Di sini letak ironinya. Sang penulis asli tetap berada dalam kegelapan, sementara sang pesohor mendapatkan tepuk tangan sebagai “penulis”. Literasi kita berubah menjadi industri kosmetik: yang dipajang adalah wajahnya, sementara isinya adalah hasil racikan orang lain yang tak pernah disebut namanya. Jika proses kreatif sudah didelegasikan seperti ini, masihkah kita bisa menyebut buku itu sebagai sebuah karya jujur dari sang penulis yang namanya terpampang di sampul?
Peluang Literasi bagi Generasi Z
Meskipun terdengar suram, saya mencoba untuk tetap optimis. Mungkin kita perlu melihat ini sebagai “pintu masuk”. Banyak anak muda yang sebelumnya tidak pernah menyentuh buku, mulai datang ke toko buku demi idola mereka.
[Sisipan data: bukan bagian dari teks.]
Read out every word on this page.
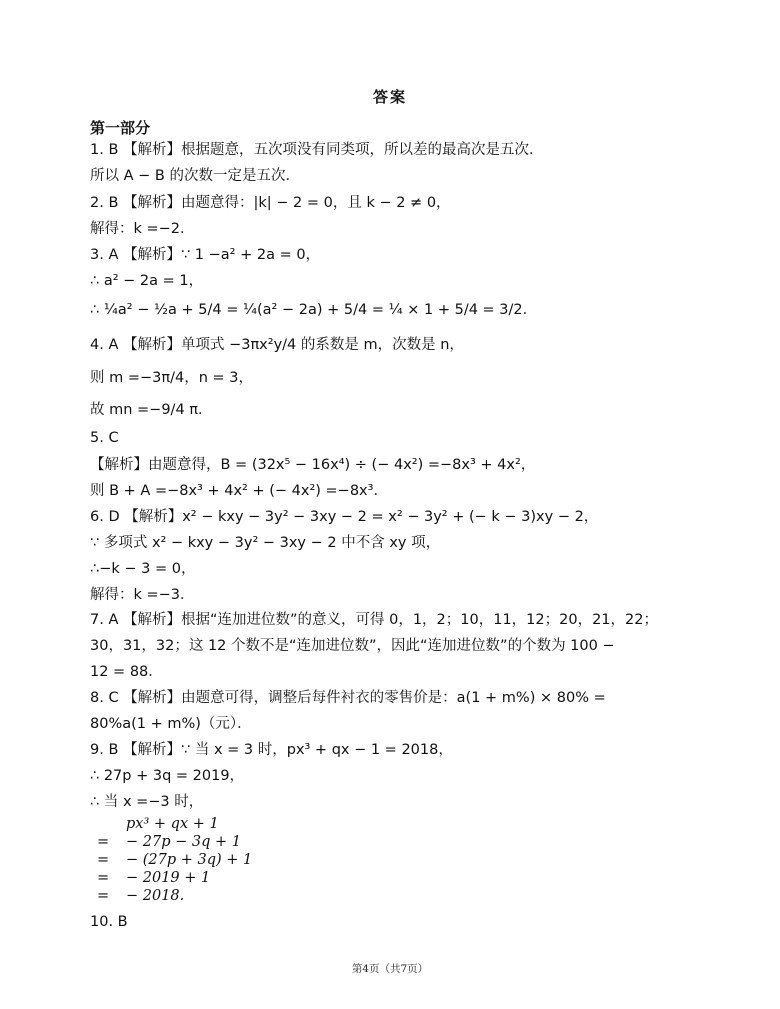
答案
第一部分
1. B 【解析】根据题意，五次项没有同类项，所以差的最高次是五次．
所以 A − B 的次数一定是五次．
2. B 【解析】由题意得：|k| − 2 = 0，且 k − 2 ≠ 0，
解得：k =−2．
3. A 【解析】∵ 1 −a² + 2a = 0，
∴ a² − 2a = 1，
∴ ¼a² − ½a + 5/4 = ¼(a² − 2a) + 5/4 = ¼ × 1 + 5/4 = 3/2．
4. A 【解析】单项式 −3πx²y/4 的系数是 m，次数是 n，
则 m =−3π/4，n = 3，
故 mn =−9/4 π．
5. C
【解析】由题意得，B = (32x⁵ − 16x⁴) ÷ (− 4x²) =−8x³ + 4x²，
则 B + A =−8x³ + 4x² + (− 4x²) =−8x³．
6. D 【解析】x² − kxy − 3y² − 3xy − 2 = x² − 3y² + (− k − 3)xy − 2，
∵ 多项式 x² − kxy − 3y² − 3xy − 2 中不含 xy 项，
∴−k − 3 = 0，
解得：k =−3．
7. A 【解析】根据“连加进位数”的意义，可得 0，1，2；10，11，12；20，21，22；
30，31，32；这 12 个数不是“连加进位数”，因此“连加进位数”的个数为 100 −
12 = 88．
8. C 【解析】由题意可得，调整后每件衬衣的零售价是：a(1 + m%) × 80% =
80%a(1 + m%)（元）．
9. B 【解析】∵ 当 x = 3 时，px³ + qx − 1 = 2018，
∴ 27p + 3q = 2019，
∴ 当 x =−3 时，
px³ + qx + 1
= − 27p − 3q + 1
= − (27p + 3q) + 1
= − 2019 + 1
= − 2018.
10. B
第4页（共7页）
Ini adalah langkah awal yang krusial. Tugas kita selanjutnya—penerbit, kritikus, dan penulis senior—adalah memastikan bahwa setelah mereka selesai membaca buku sang idola, mereka juga “terpancing” untuk membaca buku-buku lain yang lebih berbobot.
Jika influencer bisa menjadi pemicu orang untuk mulai gemar membaca, maka itu adalah peluang besar. Masalahnya, apakah setelah membaca buku tersebut, si pembaca merasa mendapatkan sesuatu yang bermakna, atau justru merasa tertipu karena isinya ternyata hanya omong kosong yang dikemas cantik? Kekecewaan pembaca pemula adalah tragedi yang lebih besar daripada sekadar buku yang buruk.
Mencari Titik Tengah yang Bermartabat
Sebenarnya, tidak salah jika seorang influencer ingin menulis buku. Masalahnya bukan pada status mereka, tapi pada prosesnya. Jika sang pesohor mau serius belajar menulis, melakukan riset, dan benar-benar mencurahkan pikirannya ke dalam kertas, maka karya mereka bisa menjadi sangat kuat karena mereka punya jangkauan suara yang luas.
Tragedi terjadi ketika semua pihak—penerbit, penulis, dan pembaca—hanya mengejar keuntungan jangka pendek tanpa peduli pada warisan intelektual. Kita butuh kolaborasi yang lebih bermartabat. Penerbit jangan hanya mengejar angka follower, tapi juga harus berani menagih kualitas konten kepada sang influencer.
Akhir Kata: Seleksi Alam Literasi
Pada akhirnya, waktu akan melakukan seleksi alamnya sendiri. Buku-buku yang hanya mengandalkan keviralan sesaat akan berakhir di gudang loakan atau menjadi pembungkus gorengan dalam waktu singkat. Sebaliknya, buku yang ditulis dengan hati dan pemikiran yang dalam, siapa pun penulisnya—apakah dia seorang profesor atau seorang selebritas TikTok—akan tetap bertahan melintasi zaman.
Jadi, influencer mendadak jadi penulis itu tragedi atau peluang? Jawabannya ada di tangan Anda sebagai pembaca. Jika Anda tetap kritis dan tidak hanya membeli buku karena sampulnya yang glowing, maka industri literasi kita akan tetap sehat. Namun jika kita semua hanya memuja popularitas tanpa mempedulikan isi, maka bersiaplah melihat literasi kita pelan-pelan mati dalam keriuhan yang dangkal. Mari kita tetap menagih “daging” dalam setiap lembaran buku, bukan sekadar “remah-remah” konten yang dijilid dengan sampul mahal.